Opponents of voluntary do-not-sell-list legislation have raised concerns about its effectiveness, implementation, and effect on firearm rights. The MOST Policy Initiative reported in 2024 that there were no studies evaluating Donna's Law's effect on suicide rates and that the number of people enrolled in the registries in Washington, Utah, and Virginia was relatively small. It also noted that because the registries are maintained at the state level, a person's enrollment generally does not appear on a background check conducted in another state, and that purchases from sources not subject to background checks may not be prevented by the registry. Consequently, the effectiveness of the laws may depend on both participation and the scope of firearm transactions covered by the applicable background-check system.

The National Rifle Association's Institute for Legislative Action (NRA-ILA) has opposed voluntary do-not-sell-list proposals, arguing that they raise constitutional, procedural, and privacy concerns. The organization has also argued that some such laws can make removal from the registry difficult, potentially resulting in an individual's firearms-purchasing rights being suspended for an extended or indefinite period. These criticisms have been raised in opposition to specific state proposals and may not apply uniformly to all versions of Donna's Law.
== Reception ==
Donna's Law has received support from suicide-prevention organizations, mental health advocates, and gun violence prevention groups. Commentators have noted that it is one of the few firearm policy proposals to attract bipartisan support in multiple states.

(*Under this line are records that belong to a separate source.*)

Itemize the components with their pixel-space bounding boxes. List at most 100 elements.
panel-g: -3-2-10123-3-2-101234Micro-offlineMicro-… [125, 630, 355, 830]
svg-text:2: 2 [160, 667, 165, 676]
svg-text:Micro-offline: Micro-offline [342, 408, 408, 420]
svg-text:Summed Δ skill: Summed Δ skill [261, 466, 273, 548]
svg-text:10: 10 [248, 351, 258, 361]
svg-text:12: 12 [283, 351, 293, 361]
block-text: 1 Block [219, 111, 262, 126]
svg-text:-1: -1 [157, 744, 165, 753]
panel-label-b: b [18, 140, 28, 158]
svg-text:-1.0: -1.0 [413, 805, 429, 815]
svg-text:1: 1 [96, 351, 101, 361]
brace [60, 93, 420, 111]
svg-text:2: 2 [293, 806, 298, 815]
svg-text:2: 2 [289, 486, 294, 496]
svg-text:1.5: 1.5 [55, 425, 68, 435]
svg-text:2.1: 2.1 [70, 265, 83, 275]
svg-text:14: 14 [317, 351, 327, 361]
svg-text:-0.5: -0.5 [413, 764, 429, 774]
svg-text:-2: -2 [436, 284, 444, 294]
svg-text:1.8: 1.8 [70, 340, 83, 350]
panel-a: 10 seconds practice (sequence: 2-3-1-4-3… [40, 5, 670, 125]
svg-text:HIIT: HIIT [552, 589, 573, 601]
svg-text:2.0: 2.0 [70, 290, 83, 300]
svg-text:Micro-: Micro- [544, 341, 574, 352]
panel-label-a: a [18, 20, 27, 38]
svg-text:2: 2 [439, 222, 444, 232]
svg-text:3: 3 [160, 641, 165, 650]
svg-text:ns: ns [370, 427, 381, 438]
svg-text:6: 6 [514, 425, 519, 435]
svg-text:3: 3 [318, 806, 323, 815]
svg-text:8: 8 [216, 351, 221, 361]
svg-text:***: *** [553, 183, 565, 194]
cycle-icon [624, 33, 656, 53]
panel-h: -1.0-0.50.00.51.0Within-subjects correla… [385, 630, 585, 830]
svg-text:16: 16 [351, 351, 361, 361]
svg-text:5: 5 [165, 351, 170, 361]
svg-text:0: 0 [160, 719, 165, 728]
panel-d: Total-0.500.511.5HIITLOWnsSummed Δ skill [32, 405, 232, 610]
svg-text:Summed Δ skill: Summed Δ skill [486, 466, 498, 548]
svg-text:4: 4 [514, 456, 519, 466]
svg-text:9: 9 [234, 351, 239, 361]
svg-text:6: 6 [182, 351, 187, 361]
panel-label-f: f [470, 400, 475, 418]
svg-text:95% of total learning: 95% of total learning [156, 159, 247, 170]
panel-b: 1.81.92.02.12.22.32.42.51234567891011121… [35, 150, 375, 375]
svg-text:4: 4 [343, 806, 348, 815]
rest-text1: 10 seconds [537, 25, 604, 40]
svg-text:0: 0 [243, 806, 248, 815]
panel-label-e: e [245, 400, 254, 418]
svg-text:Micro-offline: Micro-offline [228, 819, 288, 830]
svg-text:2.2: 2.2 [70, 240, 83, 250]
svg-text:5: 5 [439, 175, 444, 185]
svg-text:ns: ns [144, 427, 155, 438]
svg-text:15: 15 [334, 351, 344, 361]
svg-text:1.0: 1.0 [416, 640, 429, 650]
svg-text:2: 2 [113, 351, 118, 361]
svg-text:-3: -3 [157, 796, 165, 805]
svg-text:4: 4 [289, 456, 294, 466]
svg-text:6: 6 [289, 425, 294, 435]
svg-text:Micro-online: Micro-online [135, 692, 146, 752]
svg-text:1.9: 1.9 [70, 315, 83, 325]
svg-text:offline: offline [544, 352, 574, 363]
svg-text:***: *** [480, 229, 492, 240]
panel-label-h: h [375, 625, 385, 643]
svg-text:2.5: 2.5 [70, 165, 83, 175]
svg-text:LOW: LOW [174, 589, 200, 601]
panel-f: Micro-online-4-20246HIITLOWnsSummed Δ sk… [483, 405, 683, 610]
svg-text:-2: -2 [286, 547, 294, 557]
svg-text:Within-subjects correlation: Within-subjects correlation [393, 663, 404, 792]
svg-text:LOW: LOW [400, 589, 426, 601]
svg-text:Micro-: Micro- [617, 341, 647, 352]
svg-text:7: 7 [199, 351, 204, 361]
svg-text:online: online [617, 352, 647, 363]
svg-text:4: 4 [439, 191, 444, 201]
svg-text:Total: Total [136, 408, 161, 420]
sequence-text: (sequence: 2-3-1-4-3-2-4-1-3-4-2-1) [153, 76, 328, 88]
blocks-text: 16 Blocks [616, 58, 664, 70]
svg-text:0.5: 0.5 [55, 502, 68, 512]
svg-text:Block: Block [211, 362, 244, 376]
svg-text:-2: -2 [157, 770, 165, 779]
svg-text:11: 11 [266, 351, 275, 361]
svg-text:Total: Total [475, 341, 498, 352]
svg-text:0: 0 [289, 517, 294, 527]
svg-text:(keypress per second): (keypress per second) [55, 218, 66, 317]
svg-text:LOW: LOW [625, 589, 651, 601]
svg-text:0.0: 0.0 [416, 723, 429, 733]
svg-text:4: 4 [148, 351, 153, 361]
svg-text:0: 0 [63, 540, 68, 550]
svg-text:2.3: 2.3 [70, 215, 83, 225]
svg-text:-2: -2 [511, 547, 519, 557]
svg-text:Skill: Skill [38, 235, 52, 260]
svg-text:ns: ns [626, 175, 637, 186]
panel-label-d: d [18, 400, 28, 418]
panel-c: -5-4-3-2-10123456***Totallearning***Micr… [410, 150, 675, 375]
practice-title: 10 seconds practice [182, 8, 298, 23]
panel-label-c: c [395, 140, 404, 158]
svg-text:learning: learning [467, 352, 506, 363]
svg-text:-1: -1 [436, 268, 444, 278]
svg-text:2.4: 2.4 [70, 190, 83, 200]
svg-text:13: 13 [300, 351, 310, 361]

Critics have raised concerns regarding privacy, administrative implementation, and the possibility of future misuse of voluntary enrollment data. Debate has also focused on how easily individuals should be able to remove themselves from the registry and whether adequate procedural safeguards exist.
== Endorsements and sponsors ==
Versions of Donna's Law have received support from firearm-suicide-prevention advocates, mental-health organizations, and gun-safety groups. The legislation has been promoted by the American Foundation for Suicide Prevention (AFSP), American Bar Association, and Everytown for Gun Safety supported enactment efforts in Colorado. State-level versions of Donna's Law have attracted bipartisan sponsorship, including by Representative Steve Eliason in Utah, Delegate Eric Morrison in Delaware, Senator Cathy Kipp and Representative Andrew Boesenecker in Colorado, Senator Scott Surovell in Virginia, and Senator Jamie Pedersen in Washington.
== Usage ==
By October 2024, a survey of states that had implemented Donna's Law found that 132 individuals had voluntarily enrolled in firearm self-exclusion programs, while 13 had later removed themselves after completing required waiting periods. Researchers and advocates have argued that participation rates may increase as awareness grows and registration procedures become more accessible.